The profit warning comes after a string of issues at the company, including a three-week strike at its South Africa operations and the blocking of a consignment of diamonds in Tanzania that led the company to flag a possible breach of two of its debt covenants in October.
Petra, which was accused of under-declaring the value of the stones, is caught up in an industry-wide crackdown by the Tanzanian government in an effort to reap more revenue from its minerals. Petra has denied this.
London-listed Petra said earnings before interest, tax, depreciation and amortisation (EBITDA) to be hit by the strengthening of the South African rand. Miners in South Africa pay costs in rand and earn revenue in dollars.
Full-year EBITDA was seen at $256.51 million, according to a Thomson Reuters poll of 13 analysts.
BMO Capital Markets analysts cut its estimate for Petra’s 2018 earnings after the trading announcement.
“Petra has a number of headwinds and while we like the longer-term story... in the near-term we expect the shares to remain under pressure until some clarity is received on the issues facing it,” RBC analysts wrote in note.
Shares in London fell as much as 21 percent but later traded 13 percent lower to 68 pence by 0916 GMT. Petra was the biggest loser on the London Stock Exchange.
The company, which is currently at peak debt levels at $644.7 million, said net debt is expected to fall to $560 million to 600 million by June 30. It also started formal discussions with its lenders to evaluate the covenants.
The London-listed company cut its production forecast to 4.6-4.7 million carats (mcts), below its previous forecast of 4.8-5.0 mcts, primarily due to lower grade diamonds from its Cullinan mine in South Africa.

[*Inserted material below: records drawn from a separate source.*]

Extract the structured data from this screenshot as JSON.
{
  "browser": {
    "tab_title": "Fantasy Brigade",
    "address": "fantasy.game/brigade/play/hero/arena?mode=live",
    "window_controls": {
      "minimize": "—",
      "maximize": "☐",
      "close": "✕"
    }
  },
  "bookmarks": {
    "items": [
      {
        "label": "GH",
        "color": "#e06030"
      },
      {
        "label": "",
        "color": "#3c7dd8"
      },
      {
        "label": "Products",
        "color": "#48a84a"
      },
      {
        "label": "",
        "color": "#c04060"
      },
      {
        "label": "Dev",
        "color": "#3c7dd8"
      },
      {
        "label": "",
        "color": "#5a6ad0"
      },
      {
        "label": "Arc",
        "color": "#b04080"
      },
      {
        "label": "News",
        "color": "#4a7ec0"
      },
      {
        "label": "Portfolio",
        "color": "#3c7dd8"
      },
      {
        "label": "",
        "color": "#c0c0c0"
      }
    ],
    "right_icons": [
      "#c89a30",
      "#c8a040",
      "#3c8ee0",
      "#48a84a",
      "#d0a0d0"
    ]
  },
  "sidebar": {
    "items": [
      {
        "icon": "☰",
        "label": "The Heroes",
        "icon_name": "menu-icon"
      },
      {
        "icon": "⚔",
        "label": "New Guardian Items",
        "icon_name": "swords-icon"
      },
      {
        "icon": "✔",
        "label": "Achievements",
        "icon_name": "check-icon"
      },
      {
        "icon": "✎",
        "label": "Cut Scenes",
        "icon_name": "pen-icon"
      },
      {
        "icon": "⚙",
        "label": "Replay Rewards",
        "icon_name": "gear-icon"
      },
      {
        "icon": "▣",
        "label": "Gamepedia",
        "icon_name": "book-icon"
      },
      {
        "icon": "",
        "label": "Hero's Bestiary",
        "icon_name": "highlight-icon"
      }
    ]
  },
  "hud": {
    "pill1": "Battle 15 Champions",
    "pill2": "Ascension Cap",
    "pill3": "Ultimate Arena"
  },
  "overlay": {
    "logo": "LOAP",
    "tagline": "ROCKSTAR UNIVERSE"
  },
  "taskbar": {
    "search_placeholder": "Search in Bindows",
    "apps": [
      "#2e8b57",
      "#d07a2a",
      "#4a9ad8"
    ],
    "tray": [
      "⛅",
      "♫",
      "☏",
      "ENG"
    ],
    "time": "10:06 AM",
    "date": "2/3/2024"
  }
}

Petra said it would mine less of the small, low value diamonds from its Cullinan mine as it would be uneconomic and as the company looks to focus on value rather than volume.
While this could lead to lower production, revenue per tonne is expected to be materially in line with estimates due to higher average diamond prices, Petra said.
It expects overall 2018 revenue to remain in line with current consensus, including the expected sale of the blocked consignment of diamonds in Tanzania.